Now, the energy for our fuel, heat and light travel vast distances to reach us, sometimes crossing not only continents but political and cultural watersheds on the way.

These distances create a whole host of challenges from oil-related political instability to the environmental risks of long-distance pipelines.

But even if we could somehow indefinitely conjure up enough energy for everyone who wants it, without risking conflict and mayhem in bringing it back home, there would still be an enormous problem - how to use the energy without causing unacceptably high levels of damage to the natural world.

Counting cost

The most obvious threat is the prospect that burning fossil fuels is intensifying natural climate change and heating the Earth to dangerous levels.

But forget the greenhouse effect if you want. There are still real costs that go with the quest for and use of energy: air and water pollution, impaired health, acid rain, deforestation, the destruction of traditional ways of life.

It's one of the most vicious circles the planetary crisis entails.

Cheap, available energy is essential for ending poverty: ending poverty is key to easing the pressures on the planet from the abjectly poor who have no choice but to eat the seed corn. But the tank is running dry.

It doesn't have to be like this. Our energy use is unsustainable, but we already know what a benign alternative would look like.

All we have to do is decide that we will get there, and how.

It will make vastly more use of renewable energy, from inexhaustible natural sources like the Sun and the seas.

Nuclear power?

One key fuel may well be hydrogen, which is a clean alternative for vehicles and is in abundant supply as it is a chemical component of water.
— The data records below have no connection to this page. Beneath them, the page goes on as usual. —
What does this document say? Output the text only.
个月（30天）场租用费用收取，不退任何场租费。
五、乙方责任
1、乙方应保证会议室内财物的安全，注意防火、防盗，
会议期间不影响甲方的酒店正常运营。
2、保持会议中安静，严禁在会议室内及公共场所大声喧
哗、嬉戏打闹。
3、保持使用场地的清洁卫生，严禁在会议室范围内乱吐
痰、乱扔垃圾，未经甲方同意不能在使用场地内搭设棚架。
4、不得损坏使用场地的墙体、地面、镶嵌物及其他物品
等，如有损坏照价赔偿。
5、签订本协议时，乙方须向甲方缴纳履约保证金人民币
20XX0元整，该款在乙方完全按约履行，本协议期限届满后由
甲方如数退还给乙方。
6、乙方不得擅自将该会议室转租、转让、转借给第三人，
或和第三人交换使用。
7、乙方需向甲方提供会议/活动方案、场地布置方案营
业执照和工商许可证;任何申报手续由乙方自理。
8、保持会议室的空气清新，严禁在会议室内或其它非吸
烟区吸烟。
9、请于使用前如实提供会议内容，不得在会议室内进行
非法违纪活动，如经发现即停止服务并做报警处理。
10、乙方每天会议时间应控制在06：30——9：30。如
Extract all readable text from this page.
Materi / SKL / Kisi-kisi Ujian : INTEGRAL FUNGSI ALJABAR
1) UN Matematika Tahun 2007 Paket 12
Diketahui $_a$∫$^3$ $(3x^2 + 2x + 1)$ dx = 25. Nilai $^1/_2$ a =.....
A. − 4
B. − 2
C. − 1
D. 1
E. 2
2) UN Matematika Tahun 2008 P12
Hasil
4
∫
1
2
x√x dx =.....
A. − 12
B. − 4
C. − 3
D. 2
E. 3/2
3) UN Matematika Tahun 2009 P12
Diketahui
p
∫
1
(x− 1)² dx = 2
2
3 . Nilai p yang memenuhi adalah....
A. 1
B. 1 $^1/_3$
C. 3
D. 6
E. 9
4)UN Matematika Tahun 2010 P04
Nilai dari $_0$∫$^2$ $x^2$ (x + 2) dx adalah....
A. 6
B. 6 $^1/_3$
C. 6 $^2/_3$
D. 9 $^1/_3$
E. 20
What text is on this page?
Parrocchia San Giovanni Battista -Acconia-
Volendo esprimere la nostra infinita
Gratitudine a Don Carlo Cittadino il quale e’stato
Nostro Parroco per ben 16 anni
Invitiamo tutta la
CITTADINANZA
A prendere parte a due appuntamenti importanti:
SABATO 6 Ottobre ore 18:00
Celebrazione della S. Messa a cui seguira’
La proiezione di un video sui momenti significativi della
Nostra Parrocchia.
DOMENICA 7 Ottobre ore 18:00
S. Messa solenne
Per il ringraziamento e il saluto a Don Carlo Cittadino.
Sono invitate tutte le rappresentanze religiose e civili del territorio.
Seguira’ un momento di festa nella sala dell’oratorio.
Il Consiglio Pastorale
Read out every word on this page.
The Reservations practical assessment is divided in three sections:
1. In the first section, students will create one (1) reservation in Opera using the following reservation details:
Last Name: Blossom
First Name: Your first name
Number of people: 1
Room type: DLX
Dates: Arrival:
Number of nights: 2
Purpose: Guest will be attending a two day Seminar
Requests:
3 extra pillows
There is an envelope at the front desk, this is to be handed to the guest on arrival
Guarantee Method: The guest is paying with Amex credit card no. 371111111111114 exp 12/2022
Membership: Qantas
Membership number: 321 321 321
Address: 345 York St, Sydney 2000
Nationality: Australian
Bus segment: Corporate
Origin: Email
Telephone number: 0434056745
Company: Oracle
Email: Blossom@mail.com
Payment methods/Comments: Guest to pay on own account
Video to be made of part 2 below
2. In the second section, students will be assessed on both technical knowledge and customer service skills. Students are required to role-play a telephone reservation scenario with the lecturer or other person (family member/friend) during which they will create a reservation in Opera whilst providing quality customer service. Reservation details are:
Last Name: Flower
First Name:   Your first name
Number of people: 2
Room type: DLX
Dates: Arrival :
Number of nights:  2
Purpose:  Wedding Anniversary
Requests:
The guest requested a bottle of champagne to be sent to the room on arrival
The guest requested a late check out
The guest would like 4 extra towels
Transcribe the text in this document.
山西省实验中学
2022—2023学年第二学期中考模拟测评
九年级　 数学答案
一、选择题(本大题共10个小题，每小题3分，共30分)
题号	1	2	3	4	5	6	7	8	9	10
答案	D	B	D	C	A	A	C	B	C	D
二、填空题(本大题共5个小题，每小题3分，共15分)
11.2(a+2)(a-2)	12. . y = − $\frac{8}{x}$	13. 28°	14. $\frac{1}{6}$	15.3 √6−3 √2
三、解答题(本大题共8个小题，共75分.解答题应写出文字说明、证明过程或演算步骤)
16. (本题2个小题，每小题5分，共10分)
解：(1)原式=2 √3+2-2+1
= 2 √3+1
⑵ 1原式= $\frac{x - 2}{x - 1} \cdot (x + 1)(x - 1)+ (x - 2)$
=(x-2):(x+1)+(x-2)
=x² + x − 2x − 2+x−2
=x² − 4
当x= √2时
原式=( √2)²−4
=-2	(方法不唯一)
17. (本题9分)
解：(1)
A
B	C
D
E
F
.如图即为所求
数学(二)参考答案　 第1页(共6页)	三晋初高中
But large amounts of energy are needed to produce hydrogen from water, so it will not come into its own as a clean alternative until renewable energy is widely available for the process.

Some analysts suggest that nuclear power will be needed to bridge the gap between now and the renewable future.
Many environmentalists (but not all) are deeply unhappy with the idea - fission technology has been in use for a generation, but concerns remain about radioactive waste disposal and the risk of accidents.

Nuclear fusion - a new form of nuclear power which combines atoms rather than splitting them apart - could be ready by around 2040, but that is too long to wait.

However, we can also get energy to do several jobs at once, as combined heat and power plants do. And we can use less of it by becoming energy-efficient.

The British government estimates that 56% of energy used in UK homes could be cut using currently available technologies - yet the original Model T Ford did more miles to the gallon than the average Ford vehicle produced today in the US.

We can install power stations on our roofs by covering our houses with solar tiles, or buying miniature wind turbines the size of a satellite dish.

Practically, the energy crisis is soluble. But reaching the broad sunlit uplands will mean a drastic mental gear change for policy-makers and consumers alike.